Uma guerra contra o Irão abre uma janela de oportunidade para Putin

Uma guerra contra o Irão abre uma janela de oportunidade para Putin

Mundo

Quando a Terceira Guerra do Golfo (III GG) começou, há um mês, a temperatura na Ucrânia oscilava entre -4 e 6 graus. Atualmente está entre 6 e 18 graus, subindo. Um remake da popular série Guerra dos Tronos, “O verão está chegando”e com ele um novo ciclo de ataques, especialmente por parte da Rússia, que Aproveite o clima quente para ganhar terreno e testar as defesas de Kiev.

A Rússia possui atualmente controle sobre cerca de 20% do território da Ucrâniacerca de 118.362 km2, e embora tenham conseguido capturar 0,8% no último ano, o saldo dos avanços territoriais durante este mês do conflito no Golfo foi negativo para Moscovo, o que demonstra a resistência e capacidade defensiva ucraniana. Sem uma batalha decisiva, Talvez factores externos a esse conflito selem o seu destino..

O presidente ucraniano, Volodymyr Zelensky, desembarca do avião ao chegar a IstambulMENSAGEM – DA IMPRENSA PRESIDENCIAL DA UCRÂNIA

Segundo o site do Instituto para o Estudo da Guerra, os primeiros passos da ofensiva de verão começaram no dia 21 de março. movimentos de infantaria blindada e mecanizada pretendia romper o que é conhecido como cinturão de fortalezas ucranianas entre Sloviansk (norte) e Kostantinivka (sul).

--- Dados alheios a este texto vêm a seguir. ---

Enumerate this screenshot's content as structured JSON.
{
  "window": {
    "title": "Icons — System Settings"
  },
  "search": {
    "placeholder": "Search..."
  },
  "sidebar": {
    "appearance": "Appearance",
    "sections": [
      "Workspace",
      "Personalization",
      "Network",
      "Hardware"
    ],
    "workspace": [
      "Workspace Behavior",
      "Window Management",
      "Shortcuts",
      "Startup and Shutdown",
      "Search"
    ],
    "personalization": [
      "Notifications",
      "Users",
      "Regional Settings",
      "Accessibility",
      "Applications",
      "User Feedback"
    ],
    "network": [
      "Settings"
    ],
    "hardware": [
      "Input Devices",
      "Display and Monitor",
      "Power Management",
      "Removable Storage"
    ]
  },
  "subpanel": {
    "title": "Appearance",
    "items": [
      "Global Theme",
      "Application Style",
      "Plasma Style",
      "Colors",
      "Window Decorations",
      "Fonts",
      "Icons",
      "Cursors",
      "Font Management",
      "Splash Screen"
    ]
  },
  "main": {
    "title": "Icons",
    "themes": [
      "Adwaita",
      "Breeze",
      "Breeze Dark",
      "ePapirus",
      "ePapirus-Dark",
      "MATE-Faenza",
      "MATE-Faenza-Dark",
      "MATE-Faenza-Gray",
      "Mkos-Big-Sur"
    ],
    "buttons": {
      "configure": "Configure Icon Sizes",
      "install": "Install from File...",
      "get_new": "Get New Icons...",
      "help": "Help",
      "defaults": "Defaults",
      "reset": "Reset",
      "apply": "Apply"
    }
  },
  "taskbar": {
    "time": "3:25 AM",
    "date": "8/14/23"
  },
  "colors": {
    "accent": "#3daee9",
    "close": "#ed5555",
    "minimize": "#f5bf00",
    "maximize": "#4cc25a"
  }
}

Um terceiro esforço russo ocorre em Zaporozhye. O esquema de ataque russo envolve uma combinação de tropas blindadas e mecanizadas, lançada juntamente com um ataque aéreo de 1.000 drones. Mobilizou simultaneamente tropas e equipamento para as linhas da frente em 24 e 25 de Março, forçando os defensores ucranianos a concentrarem-se na protecção das suas próprias defesas em vez de prejudicar esta nova concentração de forças russas, que visa quebrar irreversivelmente as defesas ucranianas.

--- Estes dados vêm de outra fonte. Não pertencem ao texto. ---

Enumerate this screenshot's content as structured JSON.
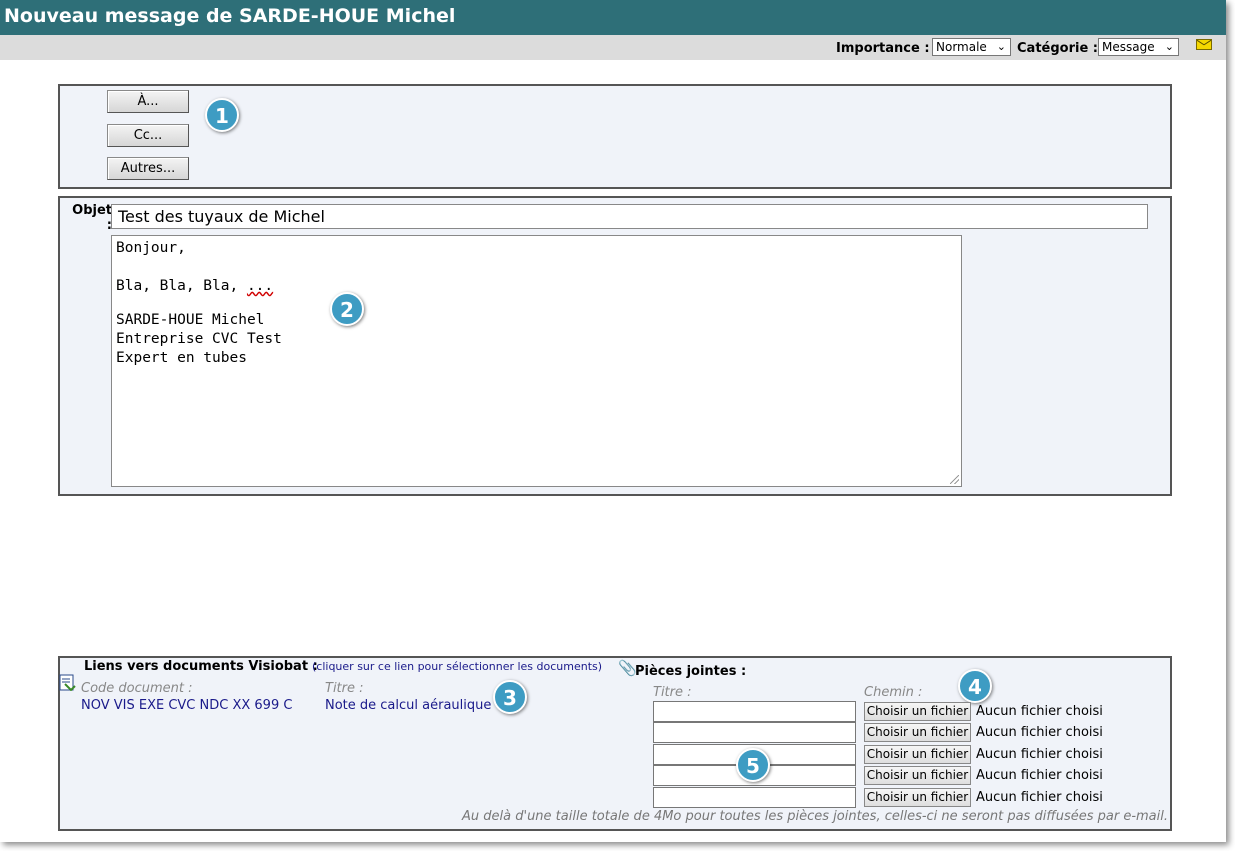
{
  "window": {
    "title": "Nouveau message de SARDE-HOUE Michel"
  },
  "toolbar": {
    "importance_label": "Importance :",
    "importance_value": "Normale",
    "category_label": "Catégorie :",
    "category_value": "Message",
    "mail_icon": "envelope-icon"
  },
  "recipients": {
    "to_label": "À...",
    "cc_label": "Cc...",
    "others_label": "Autres..."
  },
  "message": {
    "subject_label": "Objet :",
    "subject_value": "Test des tuyaux de Michel",
    "body_lines": [
      "Bonjour,",
      "",
      "Bla, Bla, Bla, ...",
      "",
      "SARDE-HOUE Michel",
      "Entreprise CVC Test",
      "Expert en tubes"
    ]
  },
  "links": {
    "heading": "Liens vers documents Visiobat :",
    "select_link": "(cliquer sur ce lien pour sélectionner les documents)",
    "code_header": "Code document :",
    "title_header": "Titre :",
    "doc_code": "NOV VIS EXE CVC NDC XX 699 C",
    "doc_title": "Note de calcul aéraulique"
  },
  "attachments": {
    "heading": "Pièces jointes :",
    "title_header": "Titre :",
    "path_header": "Chemin :",
    "choose_label": "Choisir un fichier",
    "no_file": "Aucun fichier choisi",
    "footnote": "Au delà d'une taille totale de 4Mo pour toutes les pièces jointes, celles-ci ne seront pas diffusées par e-mail."
  },
  "badges": [
    "1",
    "2",
    "3",
    "4",
    "5"
  ]
}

III GG aprofundado uma percepção comum de que vivemos num mundo em guerra. Mudou o cálculo estratégico do Golfo Pérsico e dos países europeus e abriu uma janela de oportunidade muito valiosa para a Rússia avançar de forma decisiva em território ucraniano, forçando o regresso da paz. Vladímir Zelensky nas condições que Moscovo decidirá.

Tal como o Irão utiliza a vantagem geográfica na sua estratégia militar contra a economia ocidental, a Rússia está a fazer o mesmo graças a: a utilização do clima, a sua proximidade geográfica, a capacidade de absorver perdas e a extensão da guerra inesperada;. Quatro anos depoisOperação especial militarA partir de 2022, Putin poderá desfrutar de uma vitória que encerrará este longo capítulo da guerra.

As guerras da Ucrânia e do Irão começaram com um objectivo. vitória rápida e decisivao que geralmente é desejado pela liderança política. No entanto, a realidade mostra que o sucesso neste tipo de campanha é difícil e que rapidamente, se houver um defensor pronto e qualificado, torna-se uma guerra de desgaste, afectando o seu cálculo político. O que começou como uma campanha aérea de quatro semanas de decapitação e destruição torna-se possível campanha de terra por mais quatro semanasNas palavras de Marco Rubio. A guerra de três dias de Putin se transformou em uma guerra de trincheiras de quatro anos.

Equipes de resgate ucranianas estão trabalhando para apagar um incêndio em um prédio residencial danificado por um ataque de drone em Kharkiv.SERGEY BOBOK – AFP

Quando o que começou como uma coisa curta se transforma numa longa guerra, é tudo uma questão de númerosbaixas (mortos e feridos) entre os contendores, quantidade de armas, tempo de fornecimento e/ou produção, aliados apoiando a guerra com o seu apoio. Fluxos e estoques.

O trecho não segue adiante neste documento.